Non à la dictature de l’optimisme, j’ai le droit d’être triste!

Marre de devoir toujours voir la vie en rose. On veut aussi pouvoir aller mal de temps en temps. C’est même parfois positif!

Optimiste ! (éd. Odile Jacob), Et n’oublie pas d’être heureux (éd. Odile Jacob), Développez votre optimisme et votre joie de vivre (éd. Albin Michel), Power Patate (éd. Marabout)… Sur les rayonnages des librairies, on ne voit qu’eux! Ces livres rose bonbon qui nous promettent la frite, la pêche, la banane en toute circonstance. Certes, on a compris l’idée (et du même coup le filon): plus la société va mal, plus le discours positif s’installe, tel un mantra contra-phobique.

Mais est-ce vraiment une riche idée ? Est-ce à ce point bénéfique de baigner dans une ambiance perpétuellement guillerette? Faut-il toujours simuler le plaisir de vivre? Non, répondent les experts. Car pour ceux qui n’y parviendraient plus (ou pas), ce serait le plus sûr moyen de sombrer dans la vraie déprime.

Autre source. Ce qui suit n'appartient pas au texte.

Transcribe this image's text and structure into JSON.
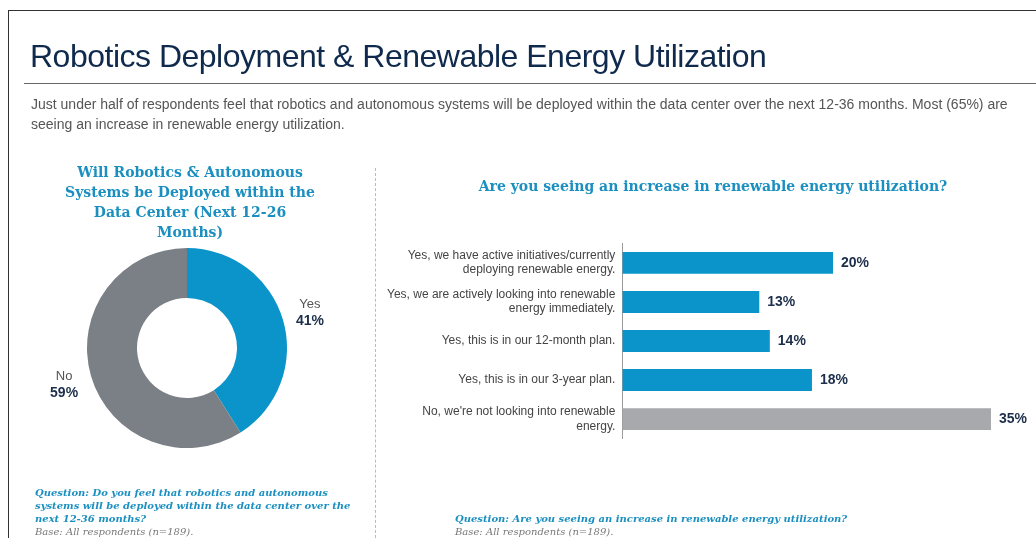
{
  "chart_data": [
    {
      "type": "other",
      "title": "Robotics Deployment & Renewable Energy Utilization",
      "subtitle": "Just under half of respondents feel that robotics and autonomous systems will be deployed within the data center over the next 12-36 months. Most (65%) are seeing an increase in renewable energy utilization."
    },
    {
      "type": "donut",
      "title": "Will Robotics & Autonomous Systems be Deployed within the Data Center (Next 12-26 Months)",
      "categories": [
        "Yes",
        "No"
      ],
      "values": [
        41,
        59
      ],
      "colors": [
        "#0b94c9",
        "#7b8086"
      ],
      "value_labels": [
        "41%",
        "59%"
      ],
      "annotations": [
        "Question: Do you feel that robotics and autonomous systems will be deployed within the data center over the next 12-36 months?",
        "Base: All respondents (n=189)."
      ]
    },
    {
      "type": "bar",
      "orientation": "horizontal",
      "title": "Are you seeing an increase in renewable energy utilization?",
      "categories": [
        "Yes, we have active initiatives/currently deploying renewable energy.",
        "Yes, we are actively looking into renewable energy immediately.",
        "Yes, this is in our 12-month plan.",
        "Yes, this is in our 3-year plan.",
        "No, we're not looking into renewable energy."
      ],
      "values": [
        20,
        13,
        14,
        18,
        35
      ],
      "colors": [
        "#0b94c9",
        "#0b94c9",
        "#0b94c9",
        "#0b94c9",
        "#a7a9ac"
      ],
      "value_labels": [
        "20%",
        "13%",
        "14%",
        "18%",
        "35%"
      ],
      "annotations": [
        "Question: Are you seeing an increase in renewable energy utilization?",
        "Base: All respondents (n=189)."
      ]
    }
  ]
}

Pouvoir déprimer tranquille

Yes, on va enfin pouvoir pleurer tranquille. D’autant que l’Américaine Julie Norem, psychologue, professeure au Wellesley College (Massachusets) et auteur du récent The Positive Power of Negative Thinking (le pouvoir positif des pensées négatives), enfonce le clou: selon elle, le bonheur à marche forcée causerait « plus de souffrance encore que le pessimisme même ». Traduction: quand tout le monde positive en chœur, c’est le sentiment d’exclusion qui menace.

D’ailleurs, réfléchissez. Autour de vous, quelques esprits positifs (mais chagrins) ne se sont-ils pas un jour interrogés à haute voix sur l’origine de votre maladie? Ne vous ont-ils jamais demandé s’il ne fallait pas chercher du côté de votre petit fond de noirceur l’une des causes de votre infortune? N’ont-ils pas sérieusement posé l’hypothèse que vous auriez pu vous fabriquer vous-même votre cancer et qu’il serait grand temps que vous mettiez un peu les chances de votre côté, maintenant ?! Et, du coup, ne vous êtes-vous pas sentie obligée d’adopter la positive attitude? Ah! Vous voyez…

Même en pleine déprime, rester belle et glamour

Notre amie Maryse Vaillant*, récemment disparue, s’offusquait justement de ce qu’elle nommait la « théorie de la double peine »: malade et coupable, actrice de son propre malheur car insuffisamment positive. Or, si la dépression latente ou le stress tapent peu ou prou sur le système (immunitaire), il n’est pas prouvé que la conscience du caractère tragique de la vie soit aussi cancérigène que le tabac et l’alcool!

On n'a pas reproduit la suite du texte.